The three cases, which will be bundled into one before the Supreme Court, all involve LGBTQ workers being fired for their identity. In two cases, the workers were fired for being gay and in the third, a woman was fired for being trans. The court is expected to examine whether or not these firings constitute sex discrimination that violates both state laws and the 1964 Civil Rights Act.
The pro-LGBTQ side is arguing that this case is covered by a precedent set in 1988, when the Supreme Court decided it was a form of illegal sex discrimination to penalize employees for failing to perform their gender in a way that pleases their bosses. In that case, a woman was able to successfully argue that her employer had discriminated against her by denying her a promotion unless she learned to "walk more femininely, talk more femininely, dress more femininely, wear makeup, have her hair styled and wear jewelry." Forcing employees to conform to gender stereotypes, the court decided, was in itself a form of sex discrimination.
LGBTQ advocates argue that if employers expect employees to be straight, or to adhere to a gender identity assigned at birth, that is a form of gender stereotyping that should, under this precedent, be illegal. Many feminist legal experts worry that if the court rules against the LGBTQ employees in these cases, it will not only set back LGBTQ rights but will also make it easier to discriminate against women on a much larger scale.
"These cases are designed to strike at the very heart of the law's understanding of what it means to discriminate against someone because of their sex or their gender," Imani Gandy, a legal expert at Rewire, explained in a recent "Boom! Lawyered" podcast. She goes on to note that a hostile decision in this case could lead to "firing a gay man for not being sufficiently 'macho'" or to employers paying women less "because of a belief that men should be the heads of households."
(Full disclosure: My partner, Marc Faletti, is executive producer of the "Boom! Lawyered" podcast.)
As Murphy explained in a follow-up email to Salon, she believes part of the reason the Supreme Court is taking the case now is part of a conservative divide-and-conquer strategy. Unfortunately, some feminist organizations have been reluctant to back a robust definition of "sex discrimination" that includes discrimination on the basis of sexual orientation or gender identity.
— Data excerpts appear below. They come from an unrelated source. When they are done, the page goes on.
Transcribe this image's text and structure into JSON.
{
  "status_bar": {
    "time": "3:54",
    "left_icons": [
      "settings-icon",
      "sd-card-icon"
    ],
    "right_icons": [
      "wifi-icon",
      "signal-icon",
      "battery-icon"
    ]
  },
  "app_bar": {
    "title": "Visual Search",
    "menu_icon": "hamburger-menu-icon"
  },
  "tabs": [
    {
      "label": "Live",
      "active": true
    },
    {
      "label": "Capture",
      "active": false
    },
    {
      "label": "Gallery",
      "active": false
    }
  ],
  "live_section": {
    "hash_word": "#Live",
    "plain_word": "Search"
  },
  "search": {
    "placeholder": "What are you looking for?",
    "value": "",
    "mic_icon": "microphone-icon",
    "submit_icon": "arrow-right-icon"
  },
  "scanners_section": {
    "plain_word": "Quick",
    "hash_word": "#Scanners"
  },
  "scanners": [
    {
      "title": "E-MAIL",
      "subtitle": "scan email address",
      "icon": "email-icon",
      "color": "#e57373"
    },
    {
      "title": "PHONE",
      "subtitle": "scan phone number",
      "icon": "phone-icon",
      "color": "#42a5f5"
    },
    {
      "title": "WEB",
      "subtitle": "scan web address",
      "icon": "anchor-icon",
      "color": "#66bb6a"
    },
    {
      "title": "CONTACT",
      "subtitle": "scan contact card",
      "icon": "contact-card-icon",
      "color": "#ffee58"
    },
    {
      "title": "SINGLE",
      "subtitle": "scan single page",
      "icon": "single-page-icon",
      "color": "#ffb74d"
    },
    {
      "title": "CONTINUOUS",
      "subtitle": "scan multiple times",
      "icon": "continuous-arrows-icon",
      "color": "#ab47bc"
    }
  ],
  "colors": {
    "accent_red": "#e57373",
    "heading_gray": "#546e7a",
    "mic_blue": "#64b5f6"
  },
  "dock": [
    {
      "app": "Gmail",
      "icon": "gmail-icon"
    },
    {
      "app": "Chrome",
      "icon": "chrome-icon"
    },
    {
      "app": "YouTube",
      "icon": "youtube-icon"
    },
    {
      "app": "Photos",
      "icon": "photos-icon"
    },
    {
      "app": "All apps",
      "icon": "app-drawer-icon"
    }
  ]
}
So these cases create an opportunity to chip away at progressive solidarity between these causes and weaken the movement against sex discrimination overall.
Whether in the courts or the legislatures, the right is pursuing an elaborate strategy to attack women's equality and preserve sex discrimination by coming at the issue sideways. Instead of flatly admitting to opposing women's legal equality, conservatives are hiding behind more provocative or "controversial" issues such as abortion rights or trans rights, which are less politically popular than the ERA, as a way of derailing efforts to fight sex discrimination.
Conservatives also know they have to move fast. Support for both abortion rights and LGBTQ equality are rising, making it harder to exploit the controversies around both to undermine women's equality. That's why the right is seizing this moment to step up efforts to stop the ERA and undermine existing protections against sex discrimination. Anti-equality activists understand they might not have another chance.